可以看到 xfs 和 ext4 对 AIO 的支持情况不同，各有优劣，ScyllaDB 推荐使用 xfs。因为文件系统的这些限制，seastar 实现了 append_challenged_posix_file_impl 来控制 append、fsync 和 ftruncate 的并行：

记录了当前正在执行的 append、非 append 读写、fsync、ftruncate 的数量，根据这些和文件系统的配置来判断之后的请求是否会导致 io_submit 阻塞，会阻塞的话就缓存在 deque 里，直到不会阻塞再执行。
若 deque 里接下来会被处理的请求有超过 append_concurrency 数量的 append 会先在当前线程 ftruncate。ftruncate 会阻塞所有读写请求，也会被读写请求阻塞，但这里是单独执行的，不会阻塞 reactor 线程。这地方有点疑问，只有超过 append_concurrency 才会先 ftruncate，以 xfs 为例，也就是可以有 1 个 append，但目前 seastar 的实现下这 1 个 append 会阻塞之后的所有读写，即使不是 append 或仍在 append_concurrency 范围内。

I/O submit

file 可以执行的请求会进入对应的 io_queue 里，也就是 disk I/O scheduler，会根据优先级和 disk 的特性决定哪些请求会被提交到 io_sink 中，io_sink 里的所有请求会被 AIO 提交。

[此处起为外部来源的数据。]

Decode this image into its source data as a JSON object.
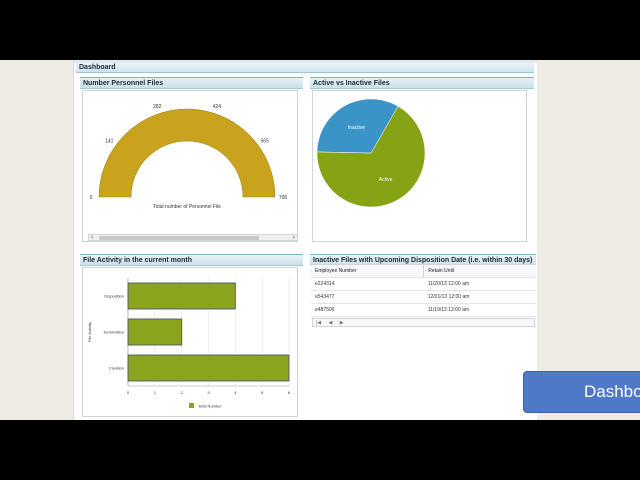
{
  "dashboard": {
    "title": "Dashboard"
  },
  "gauge_panel": {
    "title": "Number Personnel Files",
    "caption": "Total number of Personnel File",
    "chart_data": {
      "type": "gauge",
      "min": 0,
      "max": 706,
      "value": 600,
      "ticks": [
        0,
        141,
        282,
        424,
        565,
        706
      ],
      "color": "#c9a21e",
      "xlabel": "Total number of Personnel File"
    }
  },
  "pie_panel": {
    "title": "Active vs Inactive Files",
    "chart_data": {
      "type": "pie",
      "slices": [
        {
          "label": "Active",
          "value": 67,
          "color": "#86a315"
        },
        {
          "label": "Inactive",
          "value": 33,
          "color": "#3a95c6"
        }
      ]
    }
  },
  "bar_panel": {
    "title": "File Activity in the current month",
    "chart_data": {
      "type": "bar",
      "orientation": "horizontal",
      "categories": [
        "Disposition",
        "Termination",
        "Creation"
      ],
      "series": [
        {
          "name": "Total Number",
          "values": [
            4,
            2,
            6
          ],
          "color": "#8aa51d"
        }
      ],
      "ylabel": "File Activity",
      "xlim": [
        0,
        6
      ],
      "x_ticks": [
        "0",
        "1",
        "2",
        "3",
        "4",
        "5",
        "6"
      ],
      "grid": true,
      "legend": "bottom"
    }
  },
  "table_panel": {
    "title": "Inactive Files with Upcoming Disposition Date (i.e. within 30 days)",
    "columns": [
      "Employee Number",
      "Retain Until"
    ],
    "rows": [
      [
        "e224314",
        "11/20/13 12:00 am"
      ],
      [
        "e543477",
        "12/01/13 12:00 am"
      ],
      [
        "e487500",
        "11/19/13 12:00 am"
      ]
    ],
    "pager": [
      "|◀",
      "◀",
      "▶"
    ]
  },
  "side_button": {
    "label": "Dashboard"
  }
}
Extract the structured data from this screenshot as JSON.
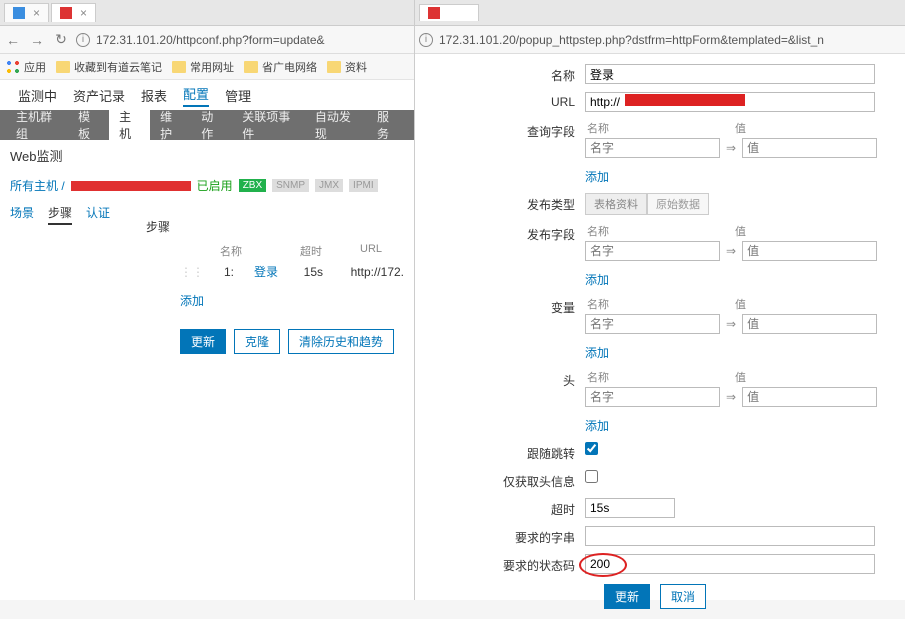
{
  "left": {
    "tabs": [
      {
        "icon_color": "#3b8ee0"
      },
      {
        "icon_color": "#d33"
      }
    ],
    "url": "172.31.101.20/httpconf.php?form=update&",
    "bookmarks": {
      "apps": "应用",
      "items": [
        "收藏到有道云笔记",
        "常用网址",
        "省广电网络",
        "资料"
      ]
    },
    "mainnav": [
      "监测中",
      "资产记录",
      "报表",
      "配置",
      "管理"
    ],
    "mainnav_active": "配置",
    "subnav": [
      "主机群组",
      "模板",
      "主机",
      "维护",
      "动作",
      "关联项事件",
      "自动发现",
      "服务"
    ],
    "subnav_active": "主机",
    "section_title": "Web监测",
    "path_label": "所有主机 /",
    "enabled": "已启用",
    "badges": [
      "ZBX",
      "SNMP",
      "JMX",
      "IPMI"
    ],
    "tabs2": [
      "场景",
      "步骤",
      "认证"
    ],
    "tabs2_active": "步骤",
    "steps_label": "步骤",
    "table": {
      "headers": [
        "名称",
        "超时",
        "URL"
      ],
      "row": {
        "idx": "1:",
        "name": "登录",
        "timeout": "15s",
        "url": "http://172."
      }
    },
    "add": "添加",
    "buttons": [
      "更新",
      "克隆",
      "清除历史和趋势"
    ]
  },
  "right": {
    "url": "172.31.101.20/popup_httpstep.php?dstfrm=httpForm&templated=&list_n",
    "labels": {
      "name": "名称",
      "url": "URL",
      "query": "查询字段",
      "pub_type": "发布类型",
      "pub_field": "发布字段",
      "vars": "变量",
      "headers": "头",
      "follow": "跟随跳转",
      "head_only": "仅获取头信息",
      "timeout": "超时",
      "req_str": "要求的字串",
      "req_code": "要求的状态码"
    },
    "values": {
      "name": "登录",
      "url": "http://",
      "timeout": "15s",
      "req_code": "200"
    },
    "pair_headers": {
      "name": "名称",
      "value": "值"
    },
    "pair_placeholder": {
      "name": "名字",
      "value": "值"
    },
    "add": "添加",
    "pub_types": [
      "表格资料",
      "原始数据"
    ],
    "follow_checked": true,
    "head_only_checked": false,
    "buttons": {
      "update": "更新",
      "cancel": "取消"
    }
  }
}
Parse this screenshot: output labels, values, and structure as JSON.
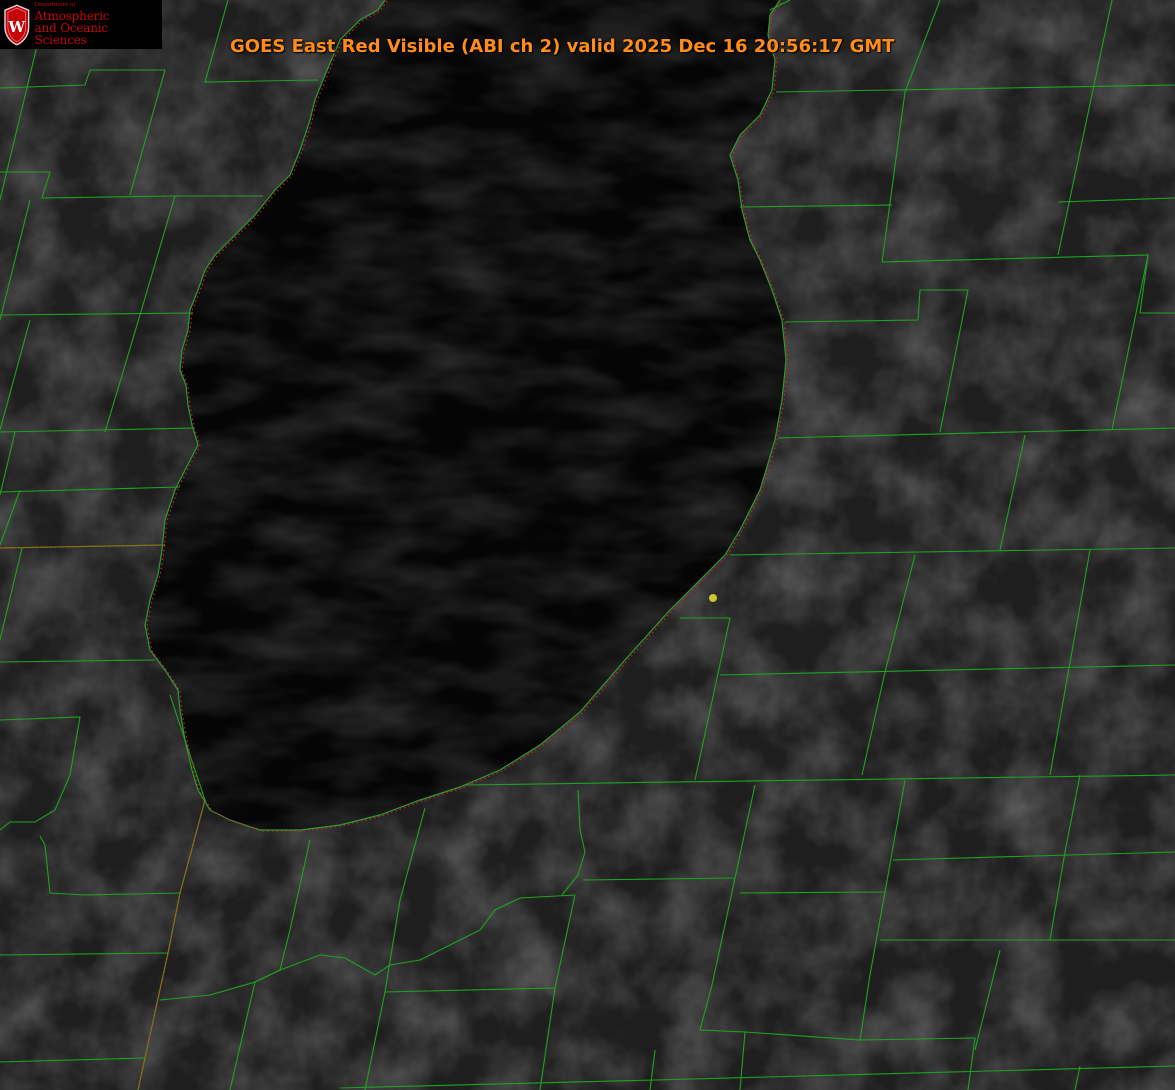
{
  "header": {
    "title": "GOES East Red Visible (ABI ch 2) valid 2025 Dec 16 20:56:17 GMT"
  },
  "logo": {
    "crest_letter": "W",
    "department_label": "Department of",
    "line1": "Atmospheric",
    "line2": "and Oceanic Sciences"
  },
  "map_layers": {
    "land_color": "#1e1e1e",
    "lake_color": "#050505",
    "county_border_color": "#1fa31f",
    "state_border_color": "#b85a14",
    "shoreline_color": "#2f9c2f",
    "lake_outline_dotted_color": "#d0202a",
    "marker_color": "#c9c82a"
  },
  "marker": {
    "name": "station-marker"
  }
}
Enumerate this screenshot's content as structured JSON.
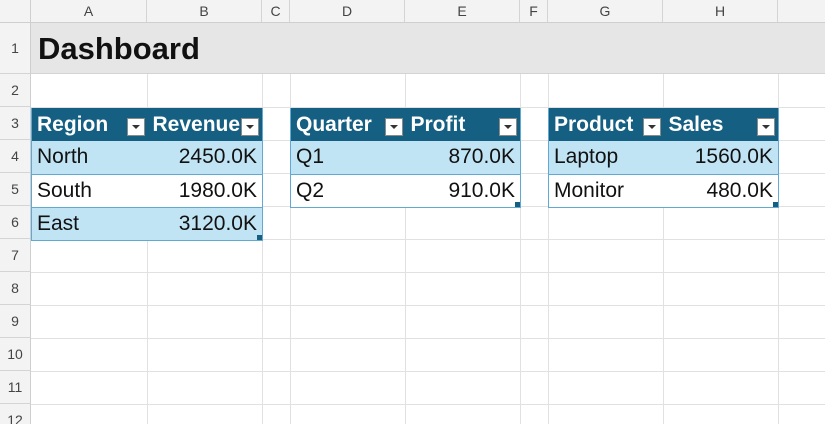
{
  "columns": [
    "A",
    "B",
    "C",
    "D",
    "E",
    "F",
    "G",
    "H"
  ],
  "rows": [
    "1",
    "2",
    "3",
    "4",
    "5",
    "6",
    "7",
    "8",
    "9",
    "10",
    "11",
    "12"
  ],
  "title": "Dashboard",
  "tables": [
    {
      "headers": [
        "Region",
        "Revenue"
      ],
      "rows": [
        [
          "North",
          "2450.0K"
        ],
        [
          "South",
          "1980.0K"
        ],
        [
          "East",
          "3120.0K"
        ]
      ]
    },
    {
      "headers": [
        "Quarter",
        "Profit"
      ],
      "rows": [
        [
          "Q1",
          "870.0K"
        ],
        [
          "Q2",
          "910.0K"
        ]
      ]
    },
    {
      "headers": [
        "Product",
        "Sales"
      ],
      "rows": [
        [
          "Laptop",
          "1560.0K"
        ],
        [
          "Monitor",
          "480.0K"
        ]
      ]
    }
  ],
  "colors": {
    "header_fill": "#155f82",
    "band_fill": "#c1e4f5",
    "title_band": "#e6e6e6"
  }
}
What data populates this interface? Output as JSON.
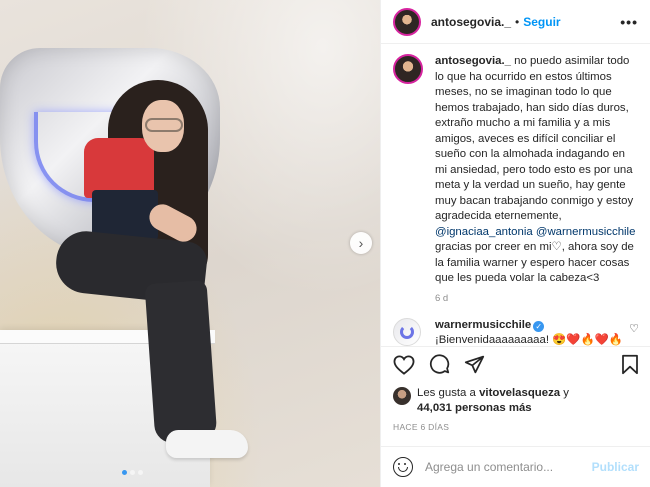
{
  "post": {
    "username": "antosegovia._",
    "separator": "•",
    "follow_label": "Seguir",
    "more_icon": "•••"
  },
  "caption": {
    "username": "antosegovia._",
    "text_part1": "no puedo asimilar todo lo que ha ocurrido en estos últimos meses, no se imaginan todo lo que hemos trabajado, han sido días duros, extraño mucho a mi familia y a mis amigos, aveces es difícil conciliar el sueño con la almohada indagando en mi ansiedad, pero todo esto es por una meta y la verdad un sueño, hay gente muy bacan trabajando conmigo y estoy agradecida eternemente,",
    "mention1": "@ignaciaa_antonia",
    "mention2": "@warnermusicchile",
    "text_part2": "gracias por creer en mi♡, ahora soy de la familia warner y espero hacer cosas que les pueda volar la cabeza<3",
    "time": "6 d"
  },
  "comment": {
    "username": "warnermusicchile",
    "verified_mark": "✓",
    "text": "¡Bienvenidaaaaaaaaa! 😍❤️🔥❤️🔥",
    "like_icon": "♡"
  },
  "likes": {
    "prefix": "Les gusta a",
    "user": "vitovelasqueza",
    "connector": "y",
    "count": "44,031 personas más"
  },
  "date": "HACE 6 DÍAS",
  "add_comment": {
    "placeholder": "Agrega un comentario...",
    "post_label": "Publicar"
  },
  "carousel": {
    "next_icon": "›",
    "total_slides": 3,
    "active_slide": 1
  },
  "colors": {
    "link": "#0095f6",
    "mention": "#00376b",
    "muted": "#8e8e8e",
    "verified": "#3897f0"
  }
}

    // Each mountpouint is controlled by its own io_queue, but ...
    // dev_t to io queue of this shard, that is all io queues on this shard.
    std::unordered_map<dev_t, std::unique_ptr<io_queue>> _io_queues;
    // ... when dispatched all requests get into this single sink
    internal::io_sink _io_sink;

AIO

seastar 用 slab 管理 iocb 来避免内存分配。AIO 这部分值得介绍的主要是错误处理，io_submit 的错误处理在这：

EAGAIN：会一直重试。
EBADF：第一个 iocb 出错才会报这个错。
其他 error：abort。

io_getevents 时对于返回 EAGAIN 的 iocb，会去掉 no-wait 选项扔到 syscall 线程重试。

总结

Linux 下 async I/O 也太难了，还是寄希望于 io_uring 吧。disk I/O scheduler 的介绍可能会缓一缓，一是很复杂，二是对我目前工作没太大帮助，接下来可能会介绍 memory allocator 或者如何写一个 rust TPC async runtime。